Numerical simulation of a temporary repository of radioactive material

The use of computer simulations techniques is an advantageous tool in order to evaluate and select the most appropriated site for radionuclides confinement. Modelling different scenarios allow to take decisions about which is the most safety place for the final repository. In this work, a bidimensional numerical simulation model for the analysis of dispersion of contaminants trough a saturated porous media using finite element method (FEM), was applied to study the transport of radioisotopes in a temporary nuclear repository localized in the Vadose Zone at Pe~na Blanca, M'exico. The 2D model used consider the Darcy’s law for calculating the velocity field, which is the input data for in a second computation to solve the mass transport equation. Taking into account radionuclides decay the transport of long lived U-series daughters such as ${}^{238}!\text{U}$, ${}^{234}!\text{U}$, and ${}^{230}!\text{Th}$ is evaluated. The model was validated using experimental data reported in the literature obtaining good agreement between the numerical results and the available experimental data. The simulations show preferential routes that the contaminant plume follows over time. The radionuclide flow is highly irregular and it is influenced by failures in the area and its interactions in the fluid-solid matrix. The resulting radionuclide concentration distribution is as expected. The most important result of this work is the development of a validated model to describe the migration of radionuclides in saturated porous media with some fractures.

💡 Research Summary

The paper presents a two‑dimensional finite‑element simulation of radionuclide transport in a saturated porous medium for a temporary nuclear waste repository located in the Vadose Zone of Peña Blanca, Mexico. The authors first construct a hydrogeological model of the site, defining permeability, porosity, fluid density and viscosity, and compute the Darcy velocity field from the pressure gradient and gravity. This velocity field serves as the advective term in the transport equation. The transport model combines advection, molecular diffusion, and mechanical dispersion into a single dispersion tensor, and incorporates sorption–desorption equilibrium through a distribution coefficient (Kd).

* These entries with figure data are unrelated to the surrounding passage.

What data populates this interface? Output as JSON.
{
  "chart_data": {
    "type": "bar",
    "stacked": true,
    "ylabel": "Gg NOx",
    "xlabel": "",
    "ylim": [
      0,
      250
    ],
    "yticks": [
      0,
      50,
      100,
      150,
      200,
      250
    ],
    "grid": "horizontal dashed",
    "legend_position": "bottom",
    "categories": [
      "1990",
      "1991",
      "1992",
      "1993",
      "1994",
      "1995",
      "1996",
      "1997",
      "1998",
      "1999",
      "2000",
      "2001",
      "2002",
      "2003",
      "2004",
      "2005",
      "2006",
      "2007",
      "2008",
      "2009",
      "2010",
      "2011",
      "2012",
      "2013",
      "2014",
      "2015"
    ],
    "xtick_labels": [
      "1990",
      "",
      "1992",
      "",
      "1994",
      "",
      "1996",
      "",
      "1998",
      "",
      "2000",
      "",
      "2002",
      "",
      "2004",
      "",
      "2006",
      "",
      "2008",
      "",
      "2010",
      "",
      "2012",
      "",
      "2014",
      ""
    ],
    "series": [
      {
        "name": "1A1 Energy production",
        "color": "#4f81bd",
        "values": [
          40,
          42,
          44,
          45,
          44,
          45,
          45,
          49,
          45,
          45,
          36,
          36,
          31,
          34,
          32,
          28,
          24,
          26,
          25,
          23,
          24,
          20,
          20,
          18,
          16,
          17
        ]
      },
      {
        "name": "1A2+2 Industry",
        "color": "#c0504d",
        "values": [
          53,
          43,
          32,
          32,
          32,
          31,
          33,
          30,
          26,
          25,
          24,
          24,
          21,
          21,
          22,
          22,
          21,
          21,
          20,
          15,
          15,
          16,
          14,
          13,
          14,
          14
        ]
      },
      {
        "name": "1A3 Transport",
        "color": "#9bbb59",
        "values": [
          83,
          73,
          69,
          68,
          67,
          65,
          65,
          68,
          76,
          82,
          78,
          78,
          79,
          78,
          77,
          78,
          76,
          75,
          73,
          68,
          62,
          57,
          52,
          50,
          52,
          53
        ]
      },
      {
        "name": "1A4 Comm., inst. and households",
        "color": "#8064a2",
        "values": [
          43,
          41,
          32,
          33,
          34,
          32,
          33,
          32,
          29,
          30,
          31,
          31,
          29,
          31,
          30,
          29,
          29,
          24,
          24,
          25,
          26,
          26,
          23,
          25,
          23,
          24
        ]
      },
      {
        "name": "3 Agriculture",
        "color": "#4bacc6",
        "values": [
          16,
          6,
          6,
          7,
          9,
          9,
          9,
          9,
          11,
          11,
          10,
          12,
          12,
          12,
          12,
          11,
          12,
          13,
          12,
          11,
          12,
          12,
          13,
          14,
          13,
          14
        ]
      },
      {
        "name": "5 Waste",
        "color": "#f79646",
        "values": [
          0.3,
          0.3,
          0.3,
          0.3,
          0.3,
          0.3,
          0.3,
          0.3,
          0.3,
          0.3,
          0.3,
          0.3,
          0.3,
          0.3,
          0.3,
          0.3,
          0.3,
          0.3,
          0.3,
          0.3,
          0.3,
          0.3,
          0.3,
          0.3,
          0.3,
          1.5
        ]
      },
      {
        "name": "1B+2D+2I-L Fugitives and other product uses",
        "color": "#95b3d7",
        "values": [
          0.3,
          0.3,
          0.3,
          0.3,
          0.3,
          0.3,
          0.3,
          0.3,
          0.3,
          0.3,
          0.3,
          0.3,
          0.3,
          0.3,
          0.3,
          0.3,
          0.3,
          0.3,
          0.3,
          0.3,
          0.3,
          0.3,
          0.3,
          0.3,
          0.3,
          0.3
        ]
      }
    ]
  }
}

Radioactive decay is modeled for the long‑lived members of the 238U decay series (238U, 234U, 230Th), assuming secular equilibrium and neglecting short‑lived intermediates. Model validation is performed against experimental concentration profiles from the Nopal I uranium deposit, a well‑studied analogue site. The simulated plume shows preferential pathways along fractures, producing high‑concentration “hot spots” that match observed data. Sensitivity analyses reveal that fracture networks, sorption strength, and velocity variations critically control plume shape and migration speed. The study demonstrates that a conventional continuum approach, when coupled with detailed FEM discretization and calibrated against field data, can reliably predict radionuclide migration even in heterogeneous, fractured media. The validated model is positioned as a practical tool for safety assessments and design optimization of temporary or permanent radioactive waste repositories.